While the Tar Heels like to establish the power running game, Tech has been successful in shutting down the run this season. The Yellow Jackets are holding opponents to just 78.0 yards per game on the ground, the third best figure in the ACC and the 14th best in the nation. Opponents are averaging just 2.2 yards per rush against Tech.
“We run enough of the power game ourselves, and I’m anxious to see the matchup because I think we bow up pretty well,” said O’Leary. “But I’m more concerned with Curry and when he has his hands on the ball and is getting out of situations. That’s where he seems to be the most dangerous. He keeps his vision and gets the ball downfield, but he also has enough quickness to run for the necessary first down yardage.”
North Carolina typically features a solid defense, and this year is no exception. The Tar Heels rank 35th nationally in total defense, holding opponents to 310.0 yards per game, and feature the nation’s 11th best rushing defense at 75.2 yards per contest.
With the Yellow Jackets playing on Thursday of last week, O’Leary and his staff used the long weekend to evaluate the offense and defense.
“We are averaging about 80 plays a game, and we’re getting four and five yards a play,” said O’Leary. “But we are not making big plays. We have only made what I consider one big play ” Kelly Campbell’s catch against Navy. That’s something that we’re aware of and we are trying to work through.

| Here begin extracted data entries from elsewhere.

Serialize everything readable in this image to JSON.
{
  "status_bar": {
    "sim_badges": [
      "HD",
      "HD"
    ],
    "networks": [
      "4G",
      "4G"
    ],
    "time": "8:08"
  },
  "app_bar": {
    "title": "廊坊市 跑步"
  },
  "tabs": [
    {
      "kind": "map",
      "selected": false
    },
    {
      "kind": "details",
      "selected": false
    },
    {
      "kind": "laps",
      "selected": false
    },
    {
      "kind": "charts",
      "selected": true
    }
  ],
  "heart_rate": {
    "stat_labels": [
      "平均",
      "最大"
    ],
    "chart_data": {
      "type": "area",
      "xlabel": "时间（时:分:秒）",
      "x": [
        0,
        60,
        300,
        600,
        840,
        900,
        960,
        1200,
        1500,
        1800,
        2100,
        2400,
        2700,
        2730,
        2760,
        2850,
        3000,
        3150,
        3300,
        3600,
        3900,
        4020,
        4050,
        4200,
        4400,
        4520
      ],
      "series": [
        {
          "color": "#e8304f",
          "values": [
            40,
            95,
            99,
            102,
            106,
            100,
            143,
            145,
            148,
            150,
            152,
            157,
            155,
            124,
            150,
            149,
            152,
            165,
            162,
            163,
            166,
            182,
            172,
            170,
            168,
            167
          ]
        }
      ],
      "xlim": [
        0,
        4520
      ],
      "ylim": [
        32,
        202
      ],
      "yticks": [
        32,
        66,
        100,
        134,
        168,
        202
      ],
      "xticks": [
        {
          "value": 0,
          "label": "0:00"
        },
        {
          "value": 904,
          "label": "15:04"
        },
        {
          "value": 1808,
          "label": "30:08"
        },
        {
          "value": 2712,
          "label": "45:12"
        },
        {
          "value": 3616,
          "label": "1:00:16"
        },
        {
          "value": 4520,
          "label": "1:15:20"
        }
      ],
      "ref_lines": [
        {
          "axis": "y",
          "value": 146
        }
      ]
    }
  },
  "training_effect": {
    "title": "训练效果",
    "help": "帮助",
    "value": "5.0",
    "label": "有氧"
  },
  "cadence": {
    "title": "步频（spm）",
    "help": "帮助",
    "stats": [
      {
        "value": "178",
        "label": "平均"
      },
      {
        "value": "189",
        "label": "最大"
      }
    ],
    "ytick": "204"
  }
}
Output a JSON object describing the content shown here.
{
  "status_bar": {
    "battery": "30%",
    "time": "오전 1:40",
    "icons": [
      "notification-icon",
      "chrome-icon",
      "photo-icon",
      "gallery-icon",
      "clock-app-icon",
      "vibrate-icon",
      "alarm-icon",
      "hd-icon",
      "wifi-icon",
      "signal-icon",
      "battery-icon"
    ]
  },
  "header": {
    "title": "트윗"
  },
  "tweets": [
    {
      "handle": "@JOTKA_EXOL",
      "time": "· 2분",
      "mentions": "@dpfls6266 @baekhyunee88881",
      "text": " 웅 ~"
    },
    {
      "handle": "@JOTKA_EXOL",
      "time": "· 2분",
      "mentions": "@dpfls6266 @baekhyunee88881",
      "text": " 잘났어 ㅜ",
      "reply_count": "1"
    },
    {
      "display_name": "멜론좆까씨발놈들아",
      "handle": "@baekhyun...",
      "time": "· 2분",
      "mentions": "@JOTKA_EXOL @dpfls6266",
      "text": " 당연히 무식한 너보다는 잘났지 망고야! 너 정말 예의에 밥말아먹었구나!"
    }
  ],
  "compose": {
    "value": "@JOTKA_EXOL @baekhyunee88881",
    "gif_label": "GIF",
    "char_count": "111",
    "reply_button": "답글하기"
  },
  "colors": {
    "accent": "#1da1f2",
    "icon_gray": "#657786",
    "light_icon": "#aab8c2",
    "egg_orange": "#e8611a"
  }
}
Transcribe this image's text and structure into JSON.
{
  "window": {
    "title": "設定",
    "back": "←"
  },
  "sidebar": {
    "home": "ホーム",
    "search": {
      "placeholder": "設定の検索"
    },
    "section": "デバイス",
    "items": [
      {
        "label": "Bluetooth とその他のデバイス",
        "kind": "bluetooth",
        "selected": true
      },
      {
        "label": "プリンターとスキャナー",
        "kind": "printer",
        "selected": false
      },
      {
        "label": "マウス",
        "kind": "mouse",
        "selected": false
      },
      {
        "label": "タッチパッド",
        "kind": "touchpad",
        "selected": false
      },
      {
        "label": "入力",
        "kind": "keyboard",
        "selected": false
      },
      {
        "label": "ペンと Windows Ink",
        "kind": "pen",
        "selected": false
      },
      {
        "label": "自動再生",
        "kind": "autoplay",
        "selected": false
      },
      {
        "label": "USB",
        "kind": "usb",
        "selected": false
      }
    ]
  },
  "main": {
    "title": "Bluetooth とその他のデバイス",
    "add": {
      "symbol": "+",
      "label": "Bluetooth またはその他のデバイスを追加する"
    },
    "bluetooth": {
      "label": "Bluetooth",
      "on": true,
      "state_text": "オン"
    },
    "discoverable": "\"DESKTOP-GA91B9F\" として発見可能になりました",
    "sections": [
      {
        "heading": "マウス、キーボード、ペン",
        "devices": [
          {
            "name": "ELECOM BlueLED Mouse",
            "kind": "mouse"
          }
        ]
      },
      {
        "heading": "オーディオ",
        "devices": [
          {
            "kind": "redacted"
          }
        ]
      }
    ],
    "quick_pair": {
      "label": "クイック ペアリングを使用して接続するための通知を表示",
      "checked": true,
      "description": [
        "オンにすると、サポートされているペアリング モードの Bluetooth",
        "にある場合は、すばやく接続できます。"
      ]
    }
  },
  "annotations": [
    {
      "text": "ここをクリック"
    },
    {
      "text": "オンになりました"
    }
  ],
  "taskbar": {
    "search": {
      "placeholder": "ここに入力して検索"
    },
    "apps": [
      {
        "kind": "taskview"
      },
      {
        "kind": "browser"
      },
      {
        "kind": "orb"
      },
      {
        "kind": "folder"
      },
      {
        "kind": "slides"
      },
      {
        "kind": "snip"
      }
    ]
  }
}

And that is going to open things up when we get that accomplished.”
Tech’s offense has just two plays of more than 30 yards this season ” tailback Joe Burns’ 31-yard touchdown run at NC State last week and Campbell’s 50-yard touchdown reception against Navy.
“I think the lack of big plays comes from a couple of different things,” noted O’Leary. “When you have some young players up front, you can’t do as many seven-step drops because of the protection. That leads to not being able to allow receivers to get downfield. We’ve had some big plays, but we have dropped some balls. We are dropping catchable balls ” they may be a tough catch, but we need to start coming up with the ball.”
Defensively, O’Leary has been pleased with his team’s effort. After ranking eighth in the ACC in total defense last year, Tech has posted the fifth-best defense in the conference in 2000. The Yellow Jackets are allowing 105 rushing yards less a game than last season.
“Defensively, I think that we are playing much better,” said O’Leary. “But when it gets down to third down and critical situations we have to make some plays. We are in the right calls, we just have some young players who didn’t react the right way. They are playing faster and playing more aggressively, but we just need to continue to get better each week.
“The two areas that we need to improve on are catching the ball and getting yards after the catch, and defending the ball in the air. We have put an emphasis on that, and if we can improve in those areas then we are going to be fine.”
On the injury front, O’Leary reported that Tech should be back to a near-full lineup on Saturday. Junior free safety Jeremy Muyres (Stone Mountain, Ga.), who suffered a sprained knee at NC State last week, returned to practice and is probable for the North Carolina game. Sophomore Will Glover (Tampa, Fla.) is listed as questionable with a strained calf.